La Terrasse

"La culture est une résistance à la distraction" Pasolini

Théâtre - Critique

Retours et Le Père de l’enfant de la mère de Fredrik Brattberg, mis en scène par Frédéric Bélier-Garcia

Retours et Le Père de l’enfant de la mère de Fredrik Brattberg, mis en scène par Frédéric Bélier-Garcia - Critique sortie Théâtre Paris Théâtre du Rond-Point
© Pascal Victor Camille Chamoux, Jean-Charles Clichet et Dimitri Doré

Textes Fredrik Brattberg / mes Frédéric Bélier-Garcia

Publié le 28 mai 2019 - N° 277

Frédéric Bélier-Garcia présente au Rond-Point deux courtes pièces du Norvégien Fredrik Brattberg. Dans Retours, un enfant meurt et revient plusieurs fois sous les yeux de ses parents qui finissent par ne plus le voir. Dans Le Père de l’enfant de la mère, deux parents se disputent l’amour de leur enfant. Deux pièces qui pulvérisent la famille avec une drôlerie grinçante, dans une mise en scène finement dirigée.

Certains écrivains se reconnaissent à un trait particulier, une caractéristique qui revient de façon récurrente dans leurs livres. Chez Semprun, c’est la digression, chez Modiano, la quête du passé. Chez Fredrik Brattberg, auteur norvégien né en 1978 et prix Ibsen 2012, c’est la répétition, comme cela apparaît clairement dans les deux courtes pièces que Frédéric Bélier-Garcia a décidé de réunir dans son spectacle. Répétition de scènes à partir d’un noyau dur : la mort d’un adolescent puis sa résurrection dans Retours, le retour de la mère à la maison pendant que le père joue à la dînette avec leur fille dans Le Père de l’enfant de la mère. À partir de ces deux situations, des variations s’enchaînent – peut-être dues à la formation musicale de Fredrik Brattberg qui est également compositeur et musicien classique. Mais ces variations, à force de reproduire la scène matricielle, finissent par la dégrader, faisant penser aux anciennes cassettes audio dont les bandes, écoutées jusqu’à l’usure, finissaient par se froisser et devenir inutilisables. Dans Retours, le retour inexpliqué du fils mort est d’abord célébré avec joie. Lorsque l’adolescent réclame à manger, il faut voir avec quel empressement les parents lui apportent des victuailles : gigot fumé, gigantesque gâteau aux noix, rien n’est trop gros ! Mais dès la 2e résurrection, l’empressement est moindre et se traduit par ce qui lui est servi : les restes de saucisse de la veille. Quant à la 3e fois, elle se résume à du pain et du Nutella…
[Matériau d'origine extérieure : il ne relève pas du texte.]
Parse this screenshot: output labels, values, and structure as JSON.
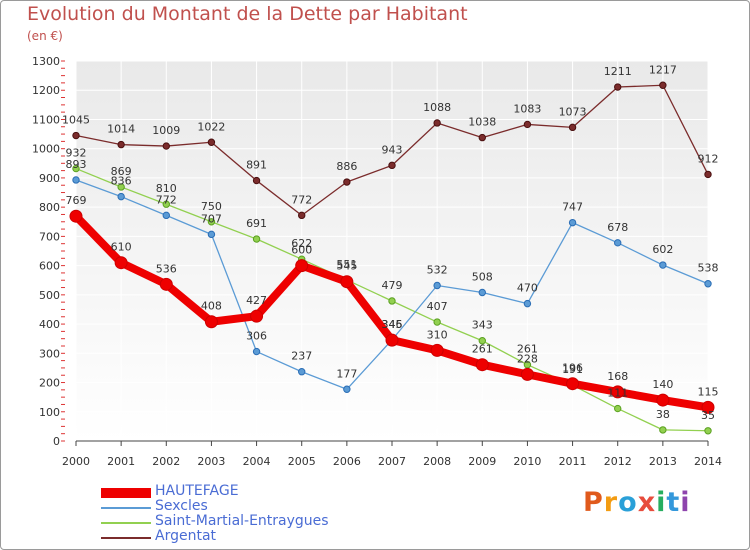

La famille, lieu privilégié des névroses

En s’attaquant à la peur la plus puissante de tous les parents, la mort de leur(s) enfant(s), Frederik Brattberg pulvérise la sacro-sainte image de la famille, donnant à voir un couple dont la vie quotidienne est de plus en plus dérangée par les réapparitions du fils. Du décalage entre les réactions attendues et les réactions produites naît la dérision, qui vire presque au grand-guignolesque à la fin, quand les parents veulent achever leur fils une bonne fois pour toutes ! La deuxième pièce est moins spectaculaire – peut-être aurait-il été plus judicieux de la placer au début du spectacle – mais paradoxalement, elle dérange plus, à force de voir les parents se disputer l’amour de leur petite Frida dans un duel sans merci. Un amour infantile et possessif, qui, ressassé, exacerbé, finit par provoquer le divorce des parents : c’est seulement dans la mise en place de la garde alternée que chacun peut vivre son amour parental de façon exclusive. Frédéric Bélier-Garcia dirige finement ses acteurs Camille Chamoux, Jean-Charles Clichet et Dimitri Doré, réussissant à maintenir l’équilibre délicat entre drôlerie et noirceur, entre réalisme et fantaisie.  Le monde a changé, les morales aussi, mais Fredrik Brattberg nous montre que malgré son émancipation des codes d’antan, ses principes d’éducation bienveillante et son apparente décontraction, la famille reste le lieu privilégié des névroses. Le cri de Gide résonne toujours autant : « Famille je vous hais ! »

Isabelle Stibbe

A propos de l'événement

Frédéric Bélier-Garcia met en scène Retours et Le Père de l’enfant de la mère de Fredrik Brattberg, à voir au Théâtre du Rond-Point
du mardi 4 juin 2019 au dimanche 30 juin 2019
Théâtre du Rond-Point
2 bis avenue Franklin-Roosevelt, 75008 Paris

à 21h. Dimanche à 15h30. Relâche les lundis, les 9, 11 et 12 juin 2019. Tél. : 01 44 95 98 21. Spectacle vu à sa création au Quai d’Angers en mai 2019.